Previous studies reported that circRNAs can act as either oncogenic or suppressive factors in breast cancer. For example, upregulated circ-UBE2D2 is associated with poor prognosis and enhances the progression of breast cancer [14]. Zhang et al. showed that in triple-negative breast cancer, circRNA_069718 promotes cell viability and invasion [15]. Yang et al. reported that circ_0103552 facilitates breast cancer cell proliferation and migration and decreases apoptotic cells [16]. CircRNA_0025202 inhibits colony formation and migration, and it promotes cell apoptosis in breast cancer [17]. CircTADA2As is demonstrated to be a negative regulator for breast cancer progression and metastasis [18]. Our data showed that circRNA-0001283 was decreased in the tissues of breast cancer. Overexpression of circRNA-0001283 inhibited cell proliferation and invasion and induced apoptosis, indicating a suppressive role of circRNA-0001283 in breast cancer.

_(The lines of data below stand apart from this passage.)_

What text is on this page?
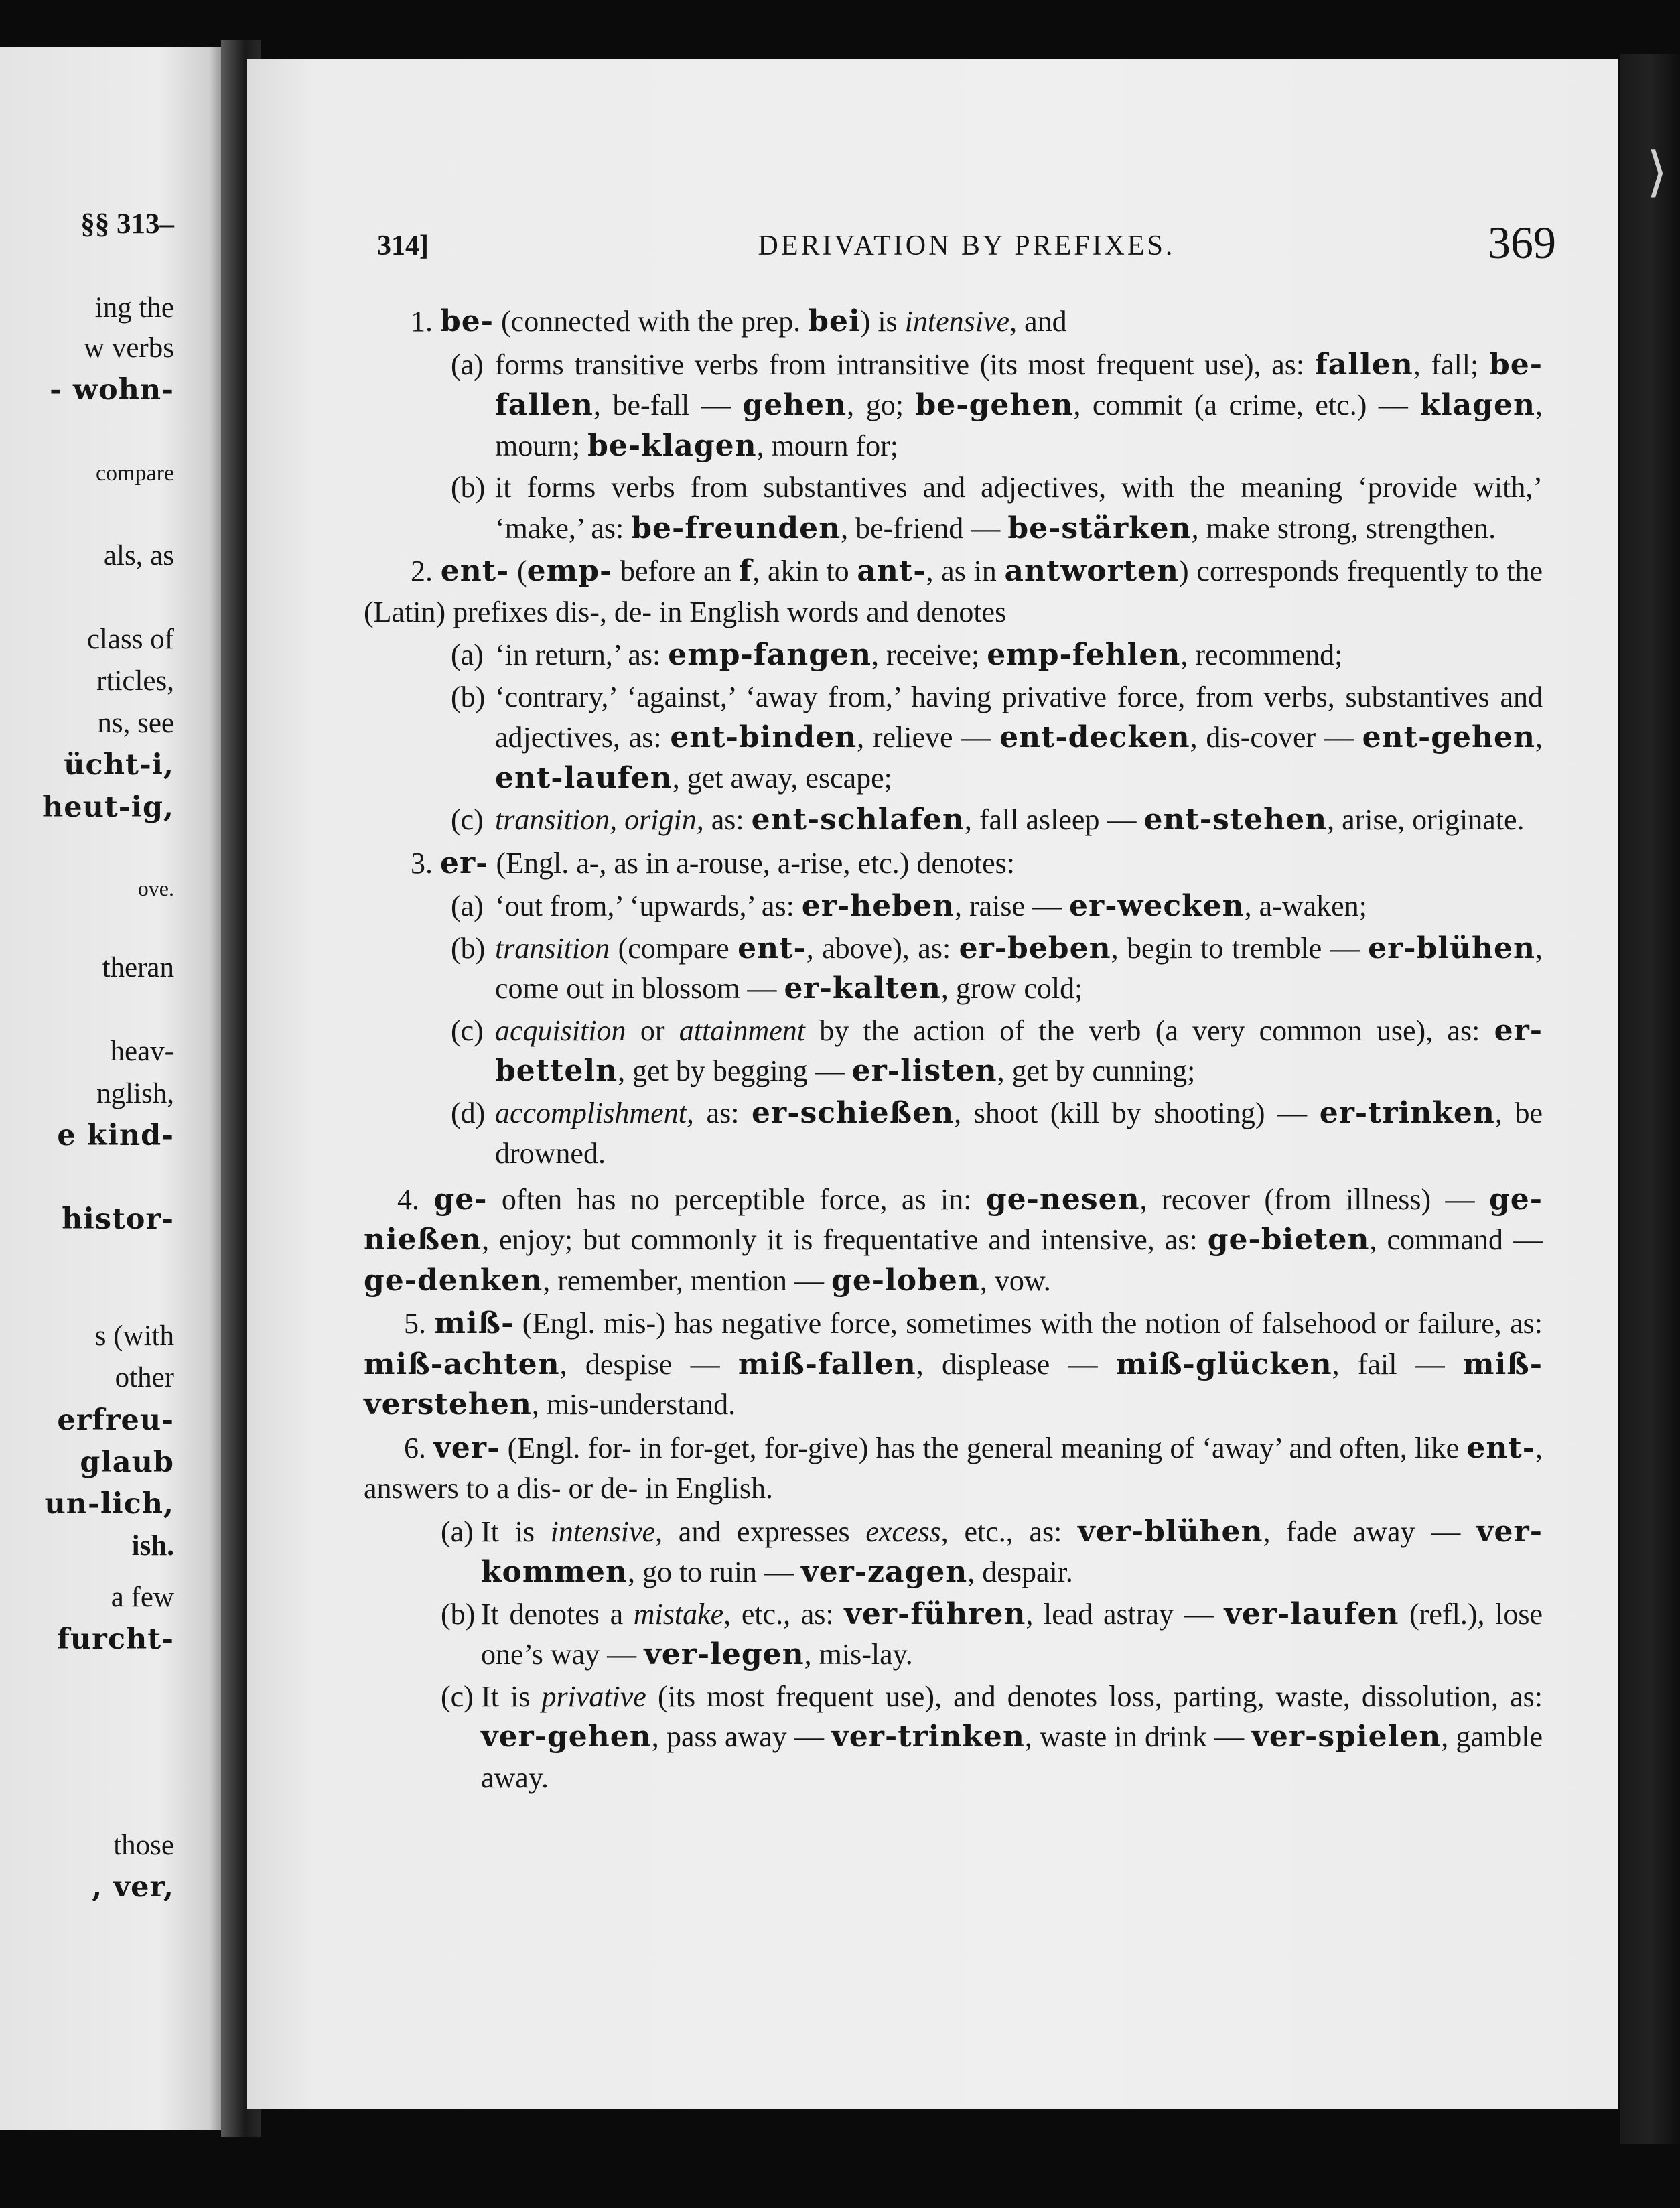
§§ 313–
ing the
w verbs
- wohn-
compare
als, as
class of
rticles,
ns, see
ücht-i,
heut-ig,
ove.
theran
heav-
nglish,
e kind-
histor-
s (with
other
erfreu-
glaub
un-lich,
ish.
a few
furcht-
those
, ver,
314]	DERIVATION BY PREFIXES.	369
1. be- (connected with the prep. bei) is intensive, and
(a) forms transitive verbs from intransitive (its most frequent use), as: fallen, fall; be-fallen, be-fall — gehen, go; be-gehen, commit (a crime, etc.) — klagen, mourn; be-klagen, mourn for;
(b) it forms verbs from substantives and adjectives, with the meaning ‘provide with,’ ‘make,’ as: be-freunden, be-friend — be-stärken, make strong, strengthen.
2. ent- (emp- before an f, akin to ant-, as in antworten) corresponds frequently to the (Latin) prefixes dis-, de- in English words and denotes
(a) ‘in return,’ as: emp-fangen, receive; emp-fehlen, recommend;
(b) ‘contrary,’ ‘against,’ ‘away from,’ having privative force, from verbs, substantives and adjectives, as: ent-binden, relieve — ent-decken, dis-cover — ent-gehen, ent-laufen, get away, escape;
(c) transition, origin, as: ent-schlafen, fall asleep — ent-stehen, arise, originate.
3. er- (Engl. a-, as in a-rouse, a-rise, etc.) denotes:
(a) ‘out from,’ ‘upwards,’ as: er-heben, raise — er-wecken, a-waken;
(b) transition (compare ent-, above), as: er-beben, begin to tremble — er-blühen, come out in blossom — er-kalten, grow cold;
(c) acquisition or attainment by the action of the verb (a very common use), as: er-betteln, get by begging — er-listen, get by cunning;
(d) accomplishment, as: er-schießen, shoot (kill by shooting) — er-trinken, be drowned.
4. ge- often has no perceptible force, as in: ge-nesen, recover (from illness) — ge-nießen, enjoy; but commonly it is frequentative and intensive, as: ge-bieten, command — ge-denken, remember, mention — ge-loben, vow.
5. miß- (Engl. mis-) has negative force, sometimes with the notion of falsehood or failure, as: miß-achten, despise — miß-fallen, displease — miß-glücken, fail — miß-verstehen, mis-understand.
6. ver- (Engl. for- in for-get, for-give) has the general meaning of ‘away’ and often, like ent-, answers to a dis- or de- in English.
(a) It is intensive, and expresses excess, etc., as: ver-blühen, fade away — ver-kommen, go to ruin — ver-zagen, despair.
(b) It denotes a mistake, etc., as: ver-führen, lead astray — ver-laufen (refl.), lose one’s way — ver-legen, mis-lay.
(c) It is privative (its most frequent use), and denotes loss, parting, waste, dissolution, as: ver-gehen, pass away — ver-trinken, waste in drink — ver-spielen, gamble away.
⟩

Numbers of studies have revealed that circRNAs function in cancer via diverse mechanisms, such as acting as scaffolds of protein complexes, regulating protein subcellular localization, controlling gene expression, sequestering RNA-binding proteins, and functioning as competing endogenous RNA (ceRNA) [19,20]. MiRNAs are supposed to be important modulators in cancer [21,22]. Multiple circRNAs have been revealed to exert their function via sponging miRNAs [23-28]. It has been reported that miR-187 enhances cell growth and migration and represses the apoptosis of bladder cancer cells. High miR-187 expression is related to the advanced oral carcinoma [29]. In breast cancer, miR-187 is suggested to be a prognostic factor and facilitates aggressive invasion [30]. Here, we demonstrated that circRNA-0001283 suppresses breast cancer cell proliferation and invasion via regulating miR-187 expression [31].

In our further exploration of the mechanism of circRNA-0001283-mediated inhibition in breast cancer, we identified that HIPK3 was a downstream of circRNA-0001283. HIPK3 is a member of HIPK family [32]. The role of HIPK3 in cancer has been revealed previously. For instance, Curtin et al. reported that JNK modulates HIPK3 expression to promote resistance to Fas-mediated apoptosis in prostate cancer cells [33]. HIPK3 level is decreased in non-small cell lung cancer (NSCLC). Lower HIPK3 expression was associated with poorer survival in patients with NSCLC [34]. Here, our data showed that circRNA-0001283 increased the level of HIPK3 via downregulation of miR-187 expression.

Our data revealed that circRNA-0001283 was downregulated in breast cancer tissues. Overexpression of circRNA-0001283 repressed cell proliferation and invasion, and elevated apoptosis in breast cancer cells. Mechanically, we found that circRNA_069718 downregulated HIPK3 expression by sponging miR-187. These findings may support circRNA-0001283/miR-187/HIKP3 as potential targets for the treatment of breast cancer.

Conclusions

The results of our study revealed a new functional circRNA-0001283 in breast cancer progression and may provide novel targets for the treatment of breast cancer.

The influence of miR-187 on circRNA-001283-induced HIPK3 expression. (A) The effect of overexpression of miR-187 mimics on breast cancer cell invasion was determined by Transwell invasion assay. (B) MiR-187 mimics abolished the enhanced effect of circRNA-001283 on HIPK3 expression.